Bruce Robbins updated SPARK-27498:
----------------------------------
    Summary: Built-in parquet code path (convertMetastoreParquet=true) does not respect hive.enforce.bucketing  (was: Built-in parquet code path does not respect hive.enforce.bucketing)

> Built-in parquet code path (convertMetastoreParquet=true) does not respect hive.enforce.bucketing
> -------------------------------------------------------------------------------------------------
>
>                 Key: SPARK-27498
>                 URL: https://issues.apache.org/jira/browse/SPARK-27498
>             Project: Spark
>          Issue Type: Bug
>          Components: SQL
>    Affects Versions: 2.4.0, 3.0.0
>            Reporter: Bruce Robbins
>            Priority: Major
>
> _Caveat: I can see how this could be intentional if Spark believes that the built-in Parquet code path is creating Hive-compatible bucketed files. However, I assume that is not the case and that this is an actual bug._
>   
>  Spark makes an effort to avoid corrupting bucketed Hive tables unless the user overrides this behavior by setting hive.enforce.bucketing and hive.enforce.sorting to false.

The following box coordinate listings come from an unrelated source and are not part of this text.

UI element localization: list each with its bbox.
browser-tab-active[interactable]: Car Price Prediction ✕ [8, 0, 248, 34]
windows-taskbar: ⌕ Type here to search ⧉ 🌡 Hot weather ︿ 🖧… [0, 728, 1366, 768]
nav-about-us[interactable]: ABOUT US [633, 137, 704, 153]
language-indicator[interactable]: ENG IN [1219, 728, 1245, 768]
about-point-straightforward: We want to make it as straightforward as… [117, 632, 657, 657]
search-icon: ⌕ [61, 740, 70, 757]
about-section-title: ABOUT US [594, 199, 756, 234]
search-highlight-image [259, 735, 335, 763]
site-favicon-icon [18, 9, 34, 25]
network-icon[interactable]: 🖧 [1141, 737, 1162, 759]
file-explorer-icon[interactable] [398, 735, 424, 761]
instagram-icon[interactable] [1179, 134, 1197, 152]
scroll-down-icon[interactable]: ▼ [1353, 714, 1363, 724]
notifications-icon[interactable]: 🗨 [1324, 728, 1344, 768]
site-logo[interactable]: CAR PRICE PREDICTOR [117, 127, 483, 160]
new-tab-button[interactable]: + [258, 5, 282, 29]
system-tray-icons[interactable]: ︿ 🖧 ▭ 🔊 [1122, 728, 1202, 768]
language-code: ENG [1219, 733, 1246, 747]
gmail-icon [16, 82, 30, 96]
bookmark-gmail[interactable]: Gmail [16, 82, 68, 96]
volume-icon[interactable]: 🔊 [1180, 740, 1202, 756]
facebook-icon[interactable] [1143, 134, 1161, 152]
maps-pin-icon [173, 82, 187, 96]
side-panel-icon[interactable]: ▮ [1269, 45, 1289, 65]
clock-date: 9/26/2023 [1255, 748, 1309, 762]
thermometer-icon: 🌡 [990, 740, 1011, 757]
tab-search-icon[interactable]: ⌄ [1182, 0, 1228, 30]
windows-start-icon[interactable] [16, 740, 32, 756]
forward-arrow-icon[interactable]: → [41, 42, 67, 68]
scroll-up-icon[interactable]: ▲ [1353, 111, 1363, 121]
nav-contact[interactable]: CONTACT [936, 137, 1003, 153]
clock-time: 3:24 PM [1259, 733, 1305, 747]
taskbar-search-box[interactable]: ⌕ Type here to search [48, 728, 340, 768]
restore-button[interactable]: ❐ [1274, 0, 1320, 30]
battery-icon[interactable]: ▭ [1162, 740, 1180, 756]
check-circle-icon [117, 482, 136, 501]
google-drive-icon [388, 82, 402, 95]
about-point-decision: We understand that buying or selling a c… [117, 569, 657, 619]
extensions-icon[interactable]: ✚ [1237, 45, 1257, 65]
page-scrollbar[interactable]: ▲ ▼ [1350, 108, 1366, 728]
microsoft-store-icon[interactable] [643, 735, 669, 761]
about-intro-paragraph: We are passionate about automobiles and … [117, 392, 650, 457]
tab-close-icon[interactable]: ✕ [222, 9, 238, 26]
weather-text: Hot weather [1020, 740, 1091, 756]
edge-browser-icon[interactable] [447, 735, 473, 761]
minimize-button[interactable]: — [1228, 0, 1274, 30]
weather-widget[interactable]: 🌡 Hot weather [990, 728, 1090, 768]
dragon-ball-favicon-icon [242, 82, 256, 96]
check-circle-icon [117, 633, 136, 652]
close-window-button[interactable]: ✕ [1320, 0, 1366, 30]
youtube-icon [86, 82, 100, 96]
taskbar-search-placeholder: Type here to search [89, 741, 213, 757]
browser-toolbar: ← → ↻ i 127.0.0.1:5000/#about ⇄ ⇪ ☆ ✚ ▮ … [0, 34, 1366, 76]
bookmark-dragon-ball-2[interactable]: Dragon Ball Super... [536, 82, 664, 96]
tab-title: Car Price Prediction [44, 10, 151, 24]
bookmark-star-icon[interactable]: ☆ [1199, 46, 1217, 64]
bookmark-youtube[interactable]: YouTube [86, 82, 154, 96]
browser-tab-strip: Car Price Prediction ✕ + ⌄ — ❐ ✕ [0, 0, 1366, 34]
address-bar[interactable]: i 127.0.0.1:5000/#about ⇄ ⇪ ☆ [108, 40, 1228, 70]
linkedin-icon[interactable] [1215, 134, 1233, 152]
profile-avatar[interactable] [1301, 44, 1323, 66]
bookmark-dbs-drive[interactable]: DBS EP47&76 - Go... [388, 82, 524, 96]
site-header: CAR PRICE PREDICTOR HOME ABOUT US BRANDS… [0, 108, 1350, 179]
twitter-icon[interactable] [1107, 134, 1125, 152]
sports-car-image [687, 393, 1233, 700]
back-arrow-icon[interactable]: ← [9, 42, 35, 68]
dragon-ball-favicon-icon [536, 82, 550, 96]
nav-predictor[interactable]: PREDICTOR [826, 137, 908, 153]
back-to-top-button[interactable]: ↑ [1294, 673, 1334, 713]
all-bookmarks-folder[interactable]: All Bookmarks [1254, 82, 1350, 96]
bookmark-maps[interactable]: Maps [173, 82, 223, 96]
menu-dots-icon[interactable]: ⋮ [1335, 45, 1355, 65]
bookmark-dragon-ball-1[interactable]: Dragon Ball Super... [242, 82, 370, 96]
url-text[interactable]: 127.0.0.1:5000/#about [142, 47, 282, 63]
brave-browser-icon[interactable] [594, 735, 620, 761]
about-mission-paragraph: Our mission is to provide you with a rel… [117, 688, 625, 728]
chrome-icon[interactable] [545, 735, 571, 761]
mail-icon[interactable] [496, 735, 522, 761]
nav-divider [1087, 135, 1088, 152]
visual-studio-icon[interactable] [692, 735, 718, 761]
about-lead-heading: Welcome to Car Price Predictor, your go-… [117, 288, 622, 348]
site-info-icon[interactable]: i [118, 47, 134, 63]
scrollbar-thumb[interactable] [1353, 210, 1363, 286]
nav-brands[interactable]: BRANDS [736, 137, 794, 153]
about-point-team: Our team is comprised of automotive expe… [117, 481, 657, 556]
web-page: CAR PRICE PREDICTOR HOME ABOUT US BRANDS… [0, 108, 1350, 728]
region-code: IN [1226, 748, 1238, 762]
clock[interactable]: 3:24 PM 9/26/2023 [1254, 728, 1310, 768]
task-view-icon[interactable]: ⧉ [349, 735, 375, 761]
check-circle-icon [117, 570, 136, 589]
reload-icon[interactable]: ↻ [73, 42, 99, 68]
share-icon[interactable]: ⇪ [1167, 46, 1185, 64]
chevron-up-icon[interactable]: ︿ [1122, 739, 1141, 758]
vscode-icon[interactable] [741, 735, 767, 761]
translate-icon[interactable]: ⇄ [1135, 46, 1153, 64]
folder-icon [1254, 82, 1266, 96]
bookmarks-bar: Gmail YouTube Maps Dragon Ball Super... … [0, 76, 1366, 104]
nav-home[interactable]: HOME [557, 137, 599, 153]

> However, this behavior falls down when Spark uses the built-in Parquet code path to write to the Hive table.
> Here's an example.
> In Hive, do this (I create a table where things work as expected, and one where things don't work as expected):
> {noformat}
> hive> create table sourcetable as select 1 a, 3 b, 7 c;
> hive> drop table hivebuckettext1;
> hive> create table hivebuckettext1 (a int, b int, c int) clustered by (a, b) sorted by (a, b asc) into 10 buckets stored as textfile;
> hive> insert into hivebuckettext1 select * from sourcetable;
> hive> drop table hivebucketparq1;
> hive> create table hivebucketparq1 (a int, b int, c int) clustered by (a, b) sorted by (a, b asc) into 10 buckets stored as parquet;
> hive> insert into hivebucketparq1 select * from sourcetable;
> {noformat}
> For the text table, things seem to work as expected:
> {noformat}
> scala> sql("insert into hivebuckettext1 select 1, 2, 3")
> 19/04/17 10:26:08 WARN ObjectStore: Failed to get database global_temp, returning NoSuchObjectException
> org.apache.spark.sql.AnalysisException: Output Hive table `default`.`hivebuckettext1` is bucketed but Spark currently does NOT populate bucketed output which is compatible with Hive.;
> {noformat}
> For the parquet table, the insert just happens:
> {noformat}
> scala> sql("insert into hivebucketparq1 select 1, 2, 3")
> res1: org.apache.spark.sql.DataFrame = []
> scala> 
> {noformat}
> Note also that Spark has changed the table definition of hivebucketparq1 (in the HMS!) so that it is no longer a bucketed table. I will file a separate Jira on this (SPARK-27497).
> If you specify "spark.sql.hive.convertMetastoreParquet=false", things work as expected.
> Basically, InsertIntoHiveTable respects hive.enforce.bucketing, but InsertIntoHadoopFsRelationCommand does not. Probably the check should be made in an analyzer rule while the InsertIntoTable node still holds a HiveTableRelation.